Originally Posted by nguyen320
I don't think that the different versions are much different, they just add some more stuff to make it better for the customers.. Nadal plays with what is comfortable for him, and we should too.
Compared to all the racquets and technologies there are today, if a club player were to pick up the original APD and then the APD-GT (given that we didn't know which one Rafa really uses) then the player would most likely pick the ADP-GT due to less shock, and less torque due to the cortex and GT.
The only reason why people are so unhappy, example: is because they WANT to use Nadal's gear just because he uses it but by no means is going to make them play like Nadal.. but only (maybe) make them feel something on the racquet that they like and then say "wow so this is why Nadal is so good". When people pick a racquet because a pro uses it, they normally arent educated enough to know that the pro actually doesnt use that racquet. Even if they use the same model, even if they take it off the stock shelf, it will most likely be customized for the pro, with lead tape and so on. So if players really want to be similar to a pro, they should be customizing their own gear and fitting it towards their own styles, not the pros.
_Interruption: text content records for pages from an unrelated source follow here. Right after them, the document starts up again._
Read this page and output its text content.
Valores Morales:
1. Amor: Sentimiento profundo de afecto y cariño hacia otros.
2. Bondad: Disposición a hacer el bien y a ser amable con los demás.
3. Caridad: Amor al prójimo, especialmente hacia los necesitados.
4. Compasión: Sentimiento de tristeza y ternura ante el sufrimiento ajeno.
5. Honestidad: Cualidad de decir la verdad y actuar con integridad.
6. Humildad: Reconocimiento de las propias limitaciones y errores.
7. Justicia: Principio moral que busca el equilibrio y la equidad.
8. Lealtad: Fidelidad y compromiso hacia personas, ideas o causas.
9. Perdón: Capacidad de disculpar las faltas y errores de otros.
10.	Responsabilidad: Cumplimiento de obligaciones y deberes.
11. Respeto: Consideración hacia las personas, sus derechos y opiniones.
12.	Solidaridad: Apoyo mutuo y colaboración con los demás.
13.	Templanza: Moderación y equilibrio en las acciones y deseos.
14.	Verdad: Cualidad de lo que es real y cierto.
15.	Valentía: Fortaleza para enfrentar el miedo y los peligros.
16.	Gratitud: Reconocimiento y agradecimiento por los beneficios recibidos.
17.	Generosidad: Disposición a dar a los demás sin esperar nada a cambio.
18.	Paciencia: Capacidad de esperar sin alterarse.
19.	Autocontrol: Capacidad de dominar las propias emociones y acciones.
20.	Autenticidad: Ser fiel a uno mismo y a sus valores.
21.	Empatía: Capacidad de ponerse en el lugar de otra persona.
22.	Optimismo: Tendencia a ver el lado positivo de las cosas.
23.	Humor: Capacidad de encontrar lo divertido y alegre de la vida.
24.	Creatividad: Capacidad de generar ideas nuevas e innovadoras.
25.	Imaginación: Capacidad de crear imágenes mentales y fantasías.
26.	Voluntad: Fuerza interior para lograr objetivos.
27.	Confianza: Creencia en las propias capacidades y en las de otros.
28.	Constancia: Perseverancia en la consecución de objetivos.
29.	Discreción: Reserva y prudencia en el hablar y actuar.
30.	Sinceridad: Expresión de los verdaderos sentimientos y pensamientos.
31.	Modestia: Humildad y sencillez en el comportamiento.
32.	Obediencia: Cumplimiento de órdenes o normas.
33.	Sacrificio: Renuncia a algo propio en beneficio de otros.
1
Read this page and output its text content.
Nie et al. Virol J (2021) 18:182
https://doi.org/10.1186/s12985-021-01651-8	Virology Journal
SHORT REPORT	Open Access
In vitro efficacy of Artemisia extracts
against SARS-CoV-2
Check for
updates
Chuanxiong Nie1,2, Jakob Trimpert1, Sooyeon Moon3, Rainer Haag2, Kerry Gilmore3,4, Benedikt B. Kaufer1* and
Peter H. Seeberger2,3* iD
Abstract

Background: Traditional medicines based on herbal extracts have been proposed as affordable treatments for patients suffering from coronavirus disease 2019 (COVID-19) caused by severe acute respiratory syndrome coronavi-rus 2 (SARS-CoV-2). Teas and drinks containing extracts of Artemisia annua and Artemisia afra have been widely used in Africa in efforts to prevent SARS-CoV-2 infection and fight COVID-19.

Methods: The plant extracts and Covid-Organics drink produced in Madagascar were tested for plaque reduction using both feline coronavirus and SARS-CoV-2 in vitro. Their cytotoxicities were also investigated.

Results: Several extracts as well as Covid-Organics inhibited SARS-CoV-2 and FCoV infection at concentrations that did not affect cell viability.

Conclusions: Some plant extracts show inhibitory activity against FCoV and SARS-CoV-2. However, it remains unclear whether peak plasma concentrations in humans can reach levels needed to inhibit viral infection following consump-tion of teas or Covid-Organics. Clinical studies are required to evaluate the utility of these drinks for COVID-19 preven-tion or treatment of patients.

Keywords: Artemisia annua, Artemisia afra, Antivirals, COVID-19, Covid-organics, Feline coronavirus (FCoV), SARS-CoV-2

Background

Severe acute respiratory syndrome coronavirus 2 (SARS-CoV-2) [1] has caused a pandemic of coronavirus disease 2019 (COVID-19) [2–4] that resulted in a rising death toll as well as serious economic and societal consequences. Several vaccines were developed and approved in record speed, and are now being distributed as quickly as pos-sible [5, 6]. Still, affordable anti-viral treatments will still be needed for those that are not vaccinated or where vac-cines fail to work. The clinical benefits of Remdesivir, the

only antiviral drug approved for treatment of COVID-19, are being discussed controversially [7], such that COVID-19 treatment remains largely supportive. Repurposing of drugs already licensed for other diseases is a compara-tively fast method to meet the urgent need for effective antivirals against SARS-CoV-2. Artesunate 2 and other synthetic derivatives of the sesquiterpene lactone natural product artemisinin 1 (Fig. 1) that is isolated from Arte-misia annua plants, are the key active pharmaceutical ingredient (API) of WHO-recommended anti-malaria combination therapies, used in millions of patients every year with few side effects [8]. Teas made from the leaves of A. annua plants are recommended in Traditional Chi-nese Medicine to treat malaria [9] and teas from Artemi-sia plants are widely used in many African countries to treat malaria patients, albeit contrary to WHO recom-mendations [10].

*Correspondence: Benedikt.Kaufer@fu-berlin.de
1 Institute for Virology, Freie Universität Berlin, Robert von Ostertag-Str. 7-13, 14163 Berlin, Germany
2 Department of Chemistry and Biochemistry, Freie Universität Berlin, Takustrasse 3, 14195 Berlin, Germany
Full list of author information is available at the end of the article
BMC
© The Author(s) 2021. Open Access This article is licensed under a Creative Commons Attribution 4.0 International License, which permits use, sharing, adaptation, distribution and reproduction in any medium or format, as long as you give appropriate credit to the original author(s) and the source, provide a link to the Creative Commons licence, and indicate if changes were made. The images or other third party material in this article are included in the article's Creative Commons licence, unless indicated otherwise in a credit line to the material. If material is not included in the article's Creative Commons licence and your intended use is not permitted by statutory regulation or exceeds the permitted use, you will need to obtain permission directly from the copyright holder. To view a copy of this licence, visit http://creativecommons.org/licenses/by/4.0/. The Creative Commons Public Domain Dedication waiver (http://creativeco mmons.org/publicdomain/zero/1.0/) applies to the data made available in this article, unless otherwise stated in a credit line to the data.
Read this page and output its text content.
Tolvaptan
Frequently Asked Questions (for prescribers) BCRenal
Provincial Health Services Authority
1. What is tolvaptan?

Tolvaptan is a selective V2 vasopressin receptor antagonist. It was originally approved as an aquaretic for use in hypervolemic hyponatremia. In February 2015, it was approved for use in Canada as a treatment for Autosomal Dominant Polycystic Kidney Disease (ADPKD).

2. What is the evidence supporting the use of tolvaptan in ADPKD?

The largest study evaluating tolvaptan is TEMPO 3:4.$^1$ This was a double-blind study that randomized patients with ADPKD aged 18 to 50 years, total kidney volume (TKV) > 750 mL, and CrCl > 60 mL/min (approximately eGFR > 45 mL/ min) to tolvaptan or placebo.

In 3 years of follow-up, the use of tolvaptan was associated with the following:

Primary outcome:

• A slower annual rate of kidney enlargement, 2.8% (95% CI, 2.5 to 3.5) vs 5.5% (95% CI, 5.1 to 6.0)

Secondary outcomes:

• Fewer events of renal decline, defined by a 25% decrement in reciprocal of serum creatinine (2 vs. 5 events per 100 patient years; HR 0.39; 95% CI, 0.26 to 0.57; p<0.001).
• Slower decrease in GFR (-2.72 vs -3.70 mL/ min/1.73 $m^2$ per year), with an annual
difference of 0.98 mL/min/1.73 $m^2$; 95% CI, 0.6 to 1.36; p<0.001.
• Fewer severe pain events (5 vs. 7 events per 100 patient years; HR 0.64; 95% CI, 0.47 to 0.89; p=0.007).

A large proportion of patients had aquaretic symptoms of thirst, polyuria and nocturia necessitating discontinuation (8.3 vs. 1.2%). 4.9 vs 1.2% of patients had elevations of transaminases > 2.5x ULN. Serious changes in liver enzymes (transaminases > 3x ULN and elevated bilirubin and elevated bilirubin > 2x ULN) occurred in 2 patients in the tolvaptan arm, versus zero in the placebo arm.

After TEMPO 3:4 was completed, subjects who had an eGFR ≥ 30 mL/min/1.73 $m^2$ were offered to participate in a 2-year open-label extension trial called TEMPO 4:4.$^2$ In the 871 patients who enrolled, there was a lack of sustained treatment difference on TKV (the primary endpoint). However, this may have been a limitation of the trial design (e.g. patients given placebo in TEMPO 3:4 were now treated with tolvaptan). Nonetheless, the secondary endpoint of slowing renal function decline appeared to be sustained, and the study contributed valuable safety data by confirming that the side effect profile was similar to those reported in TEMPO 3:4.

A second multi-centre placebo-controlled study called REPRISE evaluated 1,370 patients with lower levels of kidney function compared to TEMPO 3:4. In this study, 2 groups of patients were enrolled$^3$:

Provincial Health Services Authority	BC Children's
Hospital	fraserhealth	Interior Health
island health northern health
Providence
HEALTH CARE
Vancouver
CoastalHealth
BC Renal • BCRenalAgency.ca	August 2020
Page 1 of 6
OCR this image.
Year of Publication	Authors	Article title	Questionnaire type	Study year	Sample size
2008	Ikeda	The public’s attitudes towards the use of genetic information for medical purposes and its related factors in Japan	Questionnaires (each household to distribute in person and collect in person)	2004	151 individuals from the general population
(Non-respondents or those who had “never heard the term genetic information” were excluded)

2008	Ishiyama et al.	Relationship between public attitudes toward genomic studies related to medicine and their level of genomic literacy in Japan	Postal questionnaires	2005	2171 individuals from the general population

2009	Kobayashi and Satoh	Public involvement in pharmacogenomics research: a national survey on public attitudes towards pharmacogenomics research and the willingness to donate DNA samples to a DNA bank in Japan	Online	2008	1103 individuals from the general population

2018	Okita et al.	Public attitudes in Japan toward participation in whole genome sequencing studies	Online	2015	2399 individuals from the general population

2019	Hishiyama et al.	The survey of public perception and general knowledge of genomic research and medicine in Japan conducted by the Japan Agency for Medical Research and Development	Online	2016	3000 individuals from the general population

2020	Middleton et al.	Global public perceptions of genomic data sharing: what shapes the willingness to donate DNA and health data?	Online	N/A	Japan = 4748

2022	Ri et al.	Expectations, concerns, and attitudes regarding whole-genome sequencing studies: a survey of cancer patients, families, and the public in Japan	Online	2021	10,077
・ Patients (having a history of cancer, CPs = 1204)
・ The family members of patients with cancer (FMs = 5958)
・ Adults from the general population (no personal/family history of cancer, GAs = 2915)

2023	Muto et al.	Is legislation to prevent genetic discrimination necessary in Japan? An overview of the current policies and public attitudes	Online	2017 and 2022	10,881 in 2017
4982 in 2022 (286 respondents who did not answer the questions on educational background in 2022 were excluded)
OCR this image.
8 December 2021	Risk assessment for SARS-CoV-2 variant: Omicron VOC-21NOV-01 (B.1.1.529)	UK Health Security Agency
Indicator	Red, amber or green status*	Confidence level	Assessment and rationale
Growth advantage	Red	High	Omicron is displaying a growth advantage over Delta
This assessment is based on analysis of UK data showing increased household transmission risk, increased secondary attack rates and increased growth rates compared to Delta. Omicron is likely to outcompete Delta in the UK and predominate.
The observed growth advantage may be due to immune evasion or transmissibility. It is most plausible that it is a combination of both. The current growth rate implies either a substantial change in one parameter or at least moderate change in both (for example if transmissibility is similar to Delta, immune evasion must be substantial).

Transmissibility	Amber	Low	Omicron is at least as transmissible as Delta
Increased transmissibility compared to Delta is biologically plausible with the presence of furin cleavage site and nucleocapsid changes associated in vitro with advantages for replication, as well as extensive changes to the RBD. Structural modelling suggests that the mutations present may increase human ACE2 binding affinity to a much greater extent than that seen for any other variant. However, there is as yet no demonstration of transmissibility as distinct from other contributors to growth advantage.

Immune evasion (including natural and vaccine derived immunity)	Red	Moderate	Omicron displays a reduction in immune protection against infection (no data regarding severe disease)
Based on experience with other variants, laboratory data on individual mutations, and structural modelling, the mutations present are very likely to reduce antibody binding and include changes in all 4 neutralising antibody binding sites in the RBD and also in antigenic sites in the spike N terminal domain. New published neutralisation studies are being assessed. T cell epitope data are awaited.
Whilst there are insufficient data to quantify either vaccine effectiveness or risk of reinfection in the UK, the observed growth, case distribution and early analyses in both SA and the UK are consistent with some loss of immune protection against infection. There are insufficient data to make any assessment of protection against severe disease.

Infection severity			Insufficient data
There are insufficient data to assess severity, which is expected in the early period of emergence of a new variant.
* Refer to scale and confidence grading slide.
I agree with the spirit of what you're saying, but some of the facts just aren't correct. The GT version of the APD is notably and measurably stiffer than the previous two versions. This is a very real physical difference and a result of a different layup. This doesn't mean that one of the versions is better than another, but the original is definitely very different in terms of how it plays from the GT version. On a basic RA scale, the difference can be about 5 points, which is considerable.
For the above reason, your statement about shock is actually a bit backwards, as the stiffer frame will create more shock, despite how it may feel to you personally, or how marketing may be positioning things.
You're dead on about the benefit of choosing your equipment based on one's own game rather than just copying an idol, though.